Kapolei Design Project
   
  Summary:
 

Kapolei is located on the western edge of Honolulu and is being developed as a second urban center to Honolulu.

   
  Details:
 

As the population of Oahu continues to increase, a need is developing for a second urban center in addition to Honolulu.  Kapolei is already expanding and is the apparent choice for a new center.  The project will play an important role in the future of Oahu, so many groups from around the country, including the Center for Smart Building and Community Design (the Center) as part of The University of Hawaii’s Sea Grant Office (UH Sea Grant), the UH School of Architecture, the Environmental Protection Agency’s Smart Growth Program, the U.S. Department of Energy, the Urban Land Institute Hawaii Chapter, Campbell Estate, and local communities have been working together to make sure that growth in Kapolei is smart and effective. 

Initial construction of residential units began in the late 1980s, with commercial developments following shortly thereafter. Despite ongoing efforts at making Kapolei a self-sufficient city, it remains largely a bedroom community to Honolulu with some continuing traffic problems, although major new road construction has begun.

Although the state and city governments and some of Hawai‘i's largest companies have set up significant sub-centers in Kapolei, the rapid population growth in the area has far out-paced local job creation, and a majority of adults living in and near Kapolei are employed in Honolulu, causing heavy congestion on the main traffic artery, Interstate H-1. In December 2006, Honolulu City Council approved a fixed-guideway transit system from Kapolei to downtown Honolulu.

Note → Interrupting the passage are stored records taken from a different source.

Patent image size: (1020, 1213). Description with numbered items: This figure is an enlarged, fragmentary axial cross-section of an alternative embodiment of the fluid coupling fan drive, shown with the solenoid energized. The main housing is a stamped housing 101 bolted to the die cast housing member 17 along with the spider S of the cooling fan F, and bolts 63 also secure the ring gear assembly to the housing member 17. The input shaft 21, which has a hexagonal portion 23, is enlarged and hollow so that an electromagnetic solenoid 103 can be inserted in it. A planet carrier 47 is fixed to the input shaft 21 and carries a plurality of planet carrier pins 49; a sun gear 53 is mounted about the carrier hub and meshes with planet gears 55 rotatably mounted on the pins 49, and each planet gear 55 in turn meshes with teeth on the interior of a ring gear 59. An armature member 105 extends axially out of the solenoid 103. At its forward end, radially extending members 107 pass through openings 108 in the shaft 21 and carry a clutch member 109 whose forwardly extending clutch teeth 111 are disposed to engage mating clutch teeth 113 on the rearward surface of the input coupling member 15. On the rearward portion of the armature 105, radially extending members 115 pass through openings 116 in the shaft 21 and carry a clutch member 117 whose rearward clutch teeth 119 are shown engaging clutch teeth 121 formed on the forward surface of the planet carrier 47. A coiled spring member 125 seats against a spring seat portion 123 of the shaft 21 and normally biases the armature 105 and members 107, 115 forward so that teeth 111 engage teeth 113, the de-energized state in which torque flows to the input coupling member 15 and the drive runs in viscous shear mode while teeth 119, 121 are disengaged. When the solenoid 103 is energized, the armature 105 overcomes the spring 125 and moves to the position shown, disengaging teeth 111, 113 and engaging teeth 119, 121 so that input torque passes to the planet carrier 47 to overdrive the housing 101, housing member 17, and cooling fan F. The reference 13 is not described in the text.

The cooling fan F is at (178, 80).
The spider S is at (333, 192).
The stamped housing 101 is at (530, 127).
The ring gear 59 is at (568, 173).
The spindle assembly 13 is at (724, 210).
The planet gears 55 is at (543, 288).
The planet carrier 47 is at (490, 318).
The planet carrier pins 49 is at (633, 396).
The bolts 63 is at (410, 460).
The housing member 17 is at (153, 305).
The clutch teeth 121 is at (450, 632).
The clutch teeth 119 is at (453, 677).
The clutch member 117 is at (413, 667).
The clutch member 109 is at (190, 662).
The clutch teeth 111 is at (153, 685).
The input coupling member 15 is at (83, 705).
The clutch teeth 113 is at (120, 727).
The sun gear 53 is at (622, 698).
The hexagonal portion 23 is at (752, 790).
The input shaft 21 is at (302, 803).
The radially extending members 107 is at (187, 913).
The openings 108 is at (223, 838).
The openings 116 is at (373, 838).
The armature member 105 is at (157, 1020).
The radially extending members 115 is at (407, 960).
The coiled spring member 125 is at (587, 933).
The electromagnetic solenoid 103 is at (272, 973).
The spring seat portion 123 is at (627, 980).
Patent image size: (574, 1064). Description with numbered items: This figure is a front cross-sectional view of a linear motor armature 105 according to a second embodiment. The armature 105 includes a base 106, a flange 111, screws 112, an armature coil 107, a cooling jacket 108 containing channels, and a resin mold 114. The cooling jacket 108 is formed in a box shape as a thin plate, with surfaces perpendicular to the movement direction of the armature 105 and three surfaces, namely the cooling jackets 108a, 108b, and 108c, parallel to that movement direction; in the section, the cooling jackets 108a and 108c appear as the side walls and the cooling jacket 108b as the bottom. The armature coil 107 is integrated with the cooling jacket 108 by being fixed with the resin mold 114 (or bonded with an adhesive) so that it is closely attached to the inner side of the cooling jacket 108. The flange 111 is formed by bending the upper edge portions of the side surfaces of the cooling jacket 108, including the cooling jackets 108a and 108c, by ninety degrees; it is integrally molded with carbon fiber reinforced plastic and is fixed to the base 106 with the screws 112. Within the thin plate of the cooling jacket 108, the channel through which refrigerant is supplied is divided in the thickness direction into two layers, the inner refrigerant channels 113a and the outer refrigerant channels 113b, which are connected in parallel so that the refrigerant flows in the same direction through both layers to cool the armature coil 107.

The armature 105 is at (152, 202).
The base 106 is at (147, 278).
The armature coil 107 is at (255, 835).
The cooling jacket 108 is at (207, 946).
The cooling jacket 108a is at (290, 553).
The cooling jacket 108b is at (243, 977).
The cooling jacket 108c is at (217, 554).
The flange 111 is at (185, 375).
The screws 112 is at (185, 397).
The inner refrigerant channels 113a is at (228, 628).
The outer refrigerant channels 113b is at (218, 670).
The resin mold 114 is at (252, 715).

In January 2007, Oahu residents began paying for the system with a 0.5 percent increase in the general excise tax.

Urban development can take two forms:  abominable urban sprawl and intelligent urban elegance.  The former exists in cities like Dallas and Detroit.  The latter appears in cities like Washington, D.C. and Canberra, Australia where careful planning took transportation, community interaction, and environment into account.  In 1997, the groups put together the Ewa Development Plan (Ewa is an area adjacent to Kapolei).  Currently, the plan includes the following elements:

  • protect agricultural lands and open space
  • build master planned communities that support walking, biking, and transit use  and include affordable housing
  • protect natural, historical, and cultural resources
  • develop in phases and provide adequate infrastructure for all new developments

Through community interviews and workshops, all entities involved are continuing to sponsor community workshops for which the Center has brought in nationally renowned architects, planners, developers, urban economists, and transportation planners to work with community representatives on the evolution of the plan.  The Center knows that outside expert advice is a key to intelligently guiding the projects evolution and will continue to do so as Kapolei’s progress continues.